Rosa Ruiz
Teóloga y psicóloga

En nuestra oscuridad


Compartir

Todos hemos tenido la experiencia de entrar en una habitación a oscuras. Totalmente oscura. Convencidos de que no hay manera de ver nada de nada. Tropiezas y apenas te mueves alargando tus brazos e intentado palpar cualquier cosa que te de una pista de dónde estás, aunque a veces eso conlleve golpearte contra cualquier cosa.



Si tienes opción, a veces elegimos salir y volver a la luz, aunque no sea el lugar al que querías llegar. Y muchas otras veces nos quedamos. Allí. Bastante quietos para no dañarnos ni romper nada valioso. Y esperamos. Si esperamos lo suficiente, en algún momento empezamos a ver. Más aún: pareciera que la oscuridad misma se va iluminando sin nosotros hacer nada especial. Y entonces donde solo había negrura, aparece el contorno de una botella de vino con dos vasos sobre una mesa de madera. La misma luz -extraña- que parece salir de los mismos objetos (aunque sepamos que no es así) nos lleva al otro lado, donde descubrimos una preciosa maceta blanca. Y nos preguntamos: ¿cómo es posible que hace solo unos minutos no viera nada?

Nuevas situaciones

La fisiología nos dice que los ojos, como todo lo nuestro, necesitan un tiempo para adaptarse a las nuevas situaciones. Viniendo de la luz necesitamos un tiempo para ver en la oscuridad, pero también cuando salimos de la oscuridad necesitamos adaptarnos a la claridad y si no lo hacemos, corremos el riesgo de deslumbrarnos.
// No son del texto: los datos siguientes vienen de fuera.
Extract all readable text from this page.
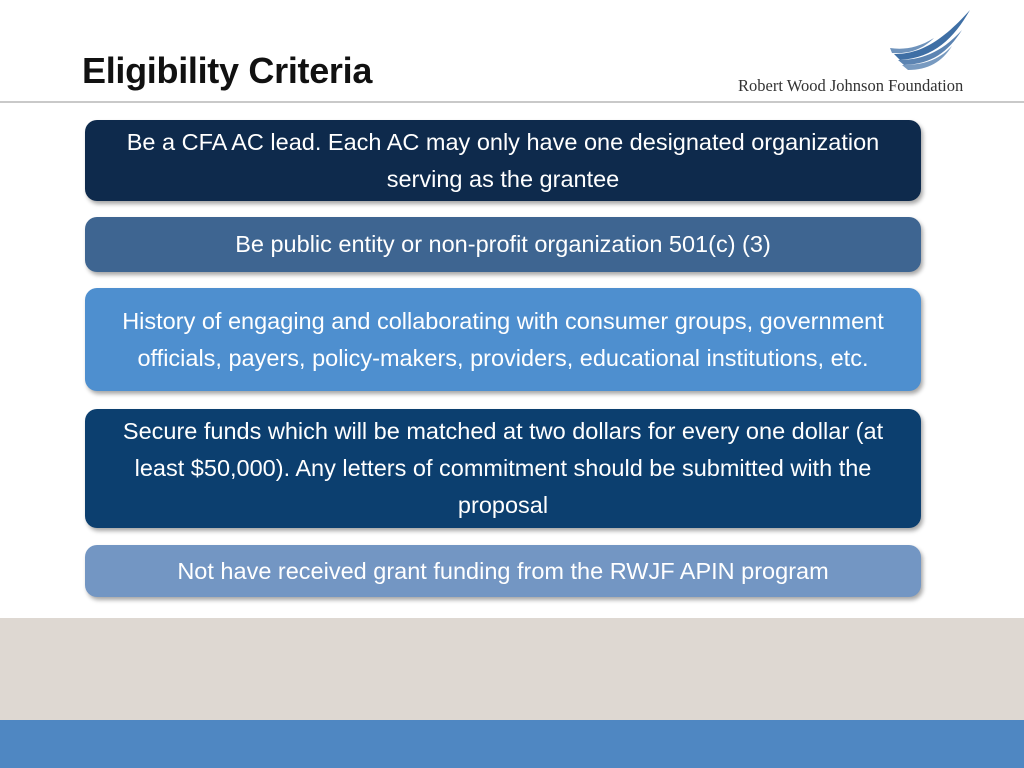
Eligibility Criteria	Robert Wood Johnson Foundation
Be a CFA AC lead. Each AC may only have one designated organization serving as the grantee
Be public entity or non-profit organization 501(c) (3)
History of engaging and collaborating with consumer groups, government officials, payers, policy-makers, providers, educational institutions, etc.
Secure funds which will be matched at two dollars for every one dollar (at least $50,000). Any letters of commitment should be submitted with the proposal
Not have received grant funding from the RWJF APIN program
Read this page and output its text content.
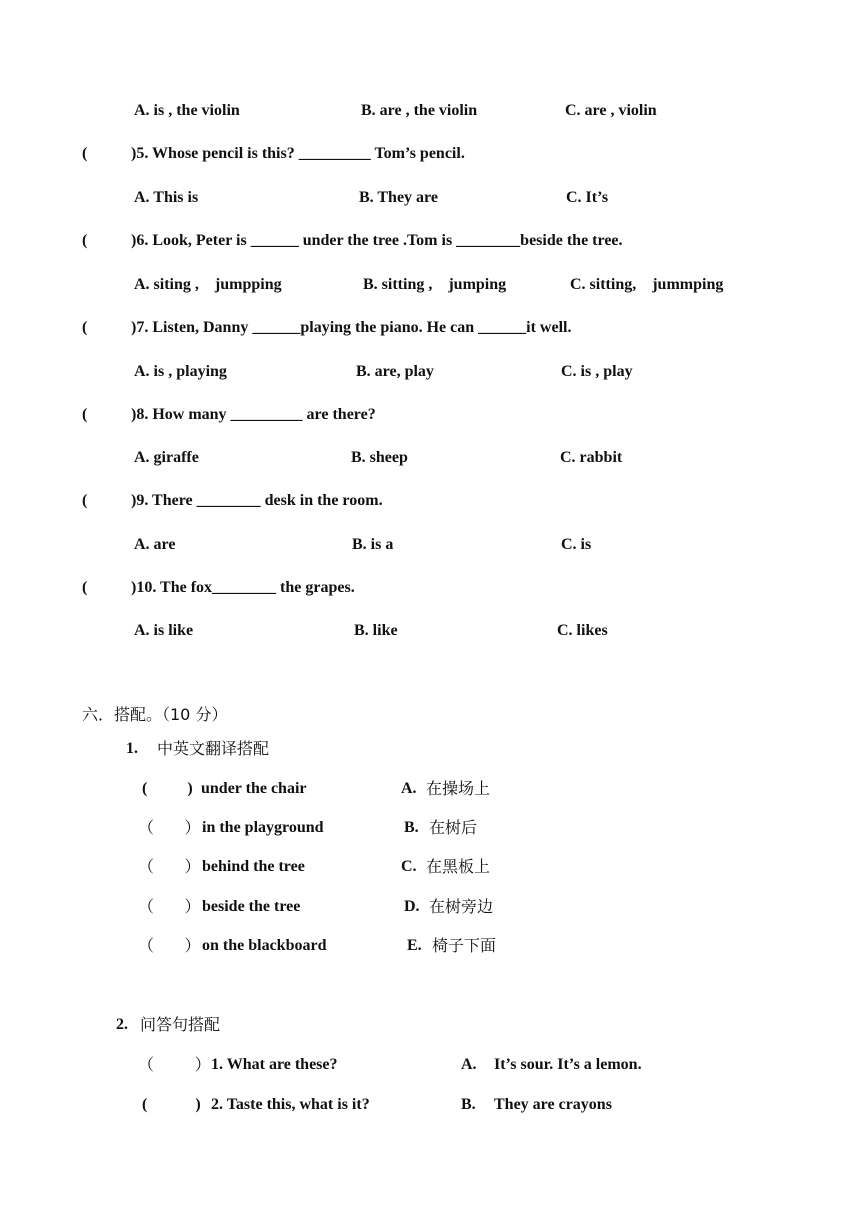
A. is , the violin	B. are , the violin	C. are , violin
(	)5. Whose pencil is this? _________ Tom’s pencil.
A. This is	B. They are	C. It’s
(	)6. Look, Peter is ______ under the tree .Tom is ________beside the tree.
A. siting ,    jumpping	B. sitting ,    jumping	C. sitting,    jummping
(	)7. Listen, Danny ______playing the piano. He can ______it well.
A. is , playing	B. are, play	C. is , play
(	)8. How many _________ are there?
A. giraffe	B. sheep	C. rabbit
(	)9. There ________ desk in the room.
A. are	B. is a	C. is
(	)10. The fox________ the grapes.
A. is like	B. like	C. likes
六．搭配。（10 分）
1. 中英文翻译搭配
(          ) under the chair	A. 在操场上
（      ） in the playground	B. 在树后
（      ） behind the tree	C. 在黑板上
（      ） beside the tree	D. 在树旁边
（      ） on the blackboard	E. 椅子下面
2. 问答句搭配
（        ） 1. What are these?	A. It’s sour. It’s a lemon.
(            ) 2. Taste this, what is it?	B. They are crayons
Me cuentan que lo que más ayuda a los ojos a esta adaptación es que la pupila, como un músculo cualquiera, sea capaz de dilatarse y contraerse para dejar entrar más o menos luz según la situación lo requiera. Y entonces, los bastones de la retina modifican su sensibilidad.

Es bonito saber que tenemos dentro de nosotros esa capacidad: la de adaptarnos a situaciones donde parece que todo está oscuro. Solo se nos pide que permanezcamos el suficiente tiempo para que podamos dilatarnos o contraernos por dentro. Sin miedo. Dejando que lo que somos cambie, si tiene que cambiar. Sin miedo. Sin culpa. Sin prisa. Sin pausa.

Y entonces, misteriosamente, las realidades más opacas y toscas empiezan a iluminarse. Porque por minúscula que sea la luz, siempre es luz. Sería una necedad desperdiciarla por pequeña o débil. Es luz. En nuestra oscuridad. Vale más que cuando despunte la elijamos y no nos separemos de ella.